Das KWG und der Schutz des Namens

Vor genau 85 Jahren wurde das Reichsgesetz über das Kreditwesen erlassen, Vorläufer des heutigen Gesetzes über das Kreditwesen (KWG). Es handelte sich um ein wirtschaftlich orientiertes, nicht etwa von der NS-Ideologie durchdrungenes, Rahmengesetz. Warum soll an dieses Werk erinnert werden? Erstmals wurden in ihm Banken und Sparkassen offiziell rechtlich auf eine Stufe gestellt.
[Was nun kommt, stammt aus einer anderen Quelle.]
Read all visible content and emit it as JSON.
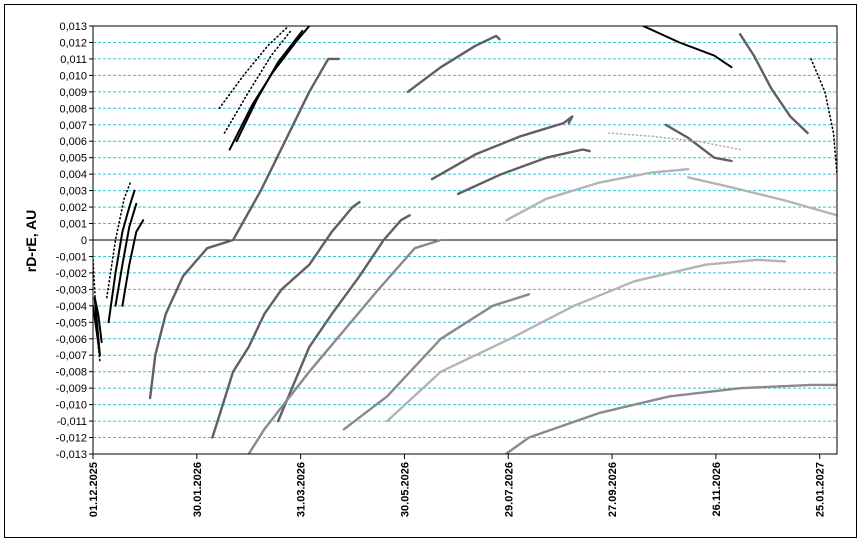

Das Gesetz vereinheitlichte zudem die Bankenaufsicht. Zuvor hatte eine umfangreiche staatliche Prüfung des Kreditwesens stattgefunden. Anlass war dessen Destabilisierung durch die Bankenkrise 1931. Auch Landesbanken und Sparkassen hatten Schaden genommen. Eine gesetzliche Neuordnung des Sparkassenwesens war eingeleitet. Das Reich griff dazu in das Sparkassenrecht der Länder ein. Dabei wurde nicht nur die rechtliche Verselbstständigung der kommunalen Geldinstitute angeordnet. Anlagequoten zur Sicherung der Liquidität wurden vorgeschrieben. Auch das Vorrecht zur Nutzung der Bezeichnung „Sparkasse“ sah eine Verordnung des Reichspräsidenten vom 6. Oktober 1931 vor. Denn konkurrierende genossenschaftliche Einrichtungen nutzen diese ebenfalls. Das Reichsgesetz bestätigte am 5. Dezember 1934 den Schutz des Namens. Jetzt regelt § 40 des Kreditwesengesetzes den Gebrauch des Firmennamens durch die öffentlich-rechtlichen Sparkassen.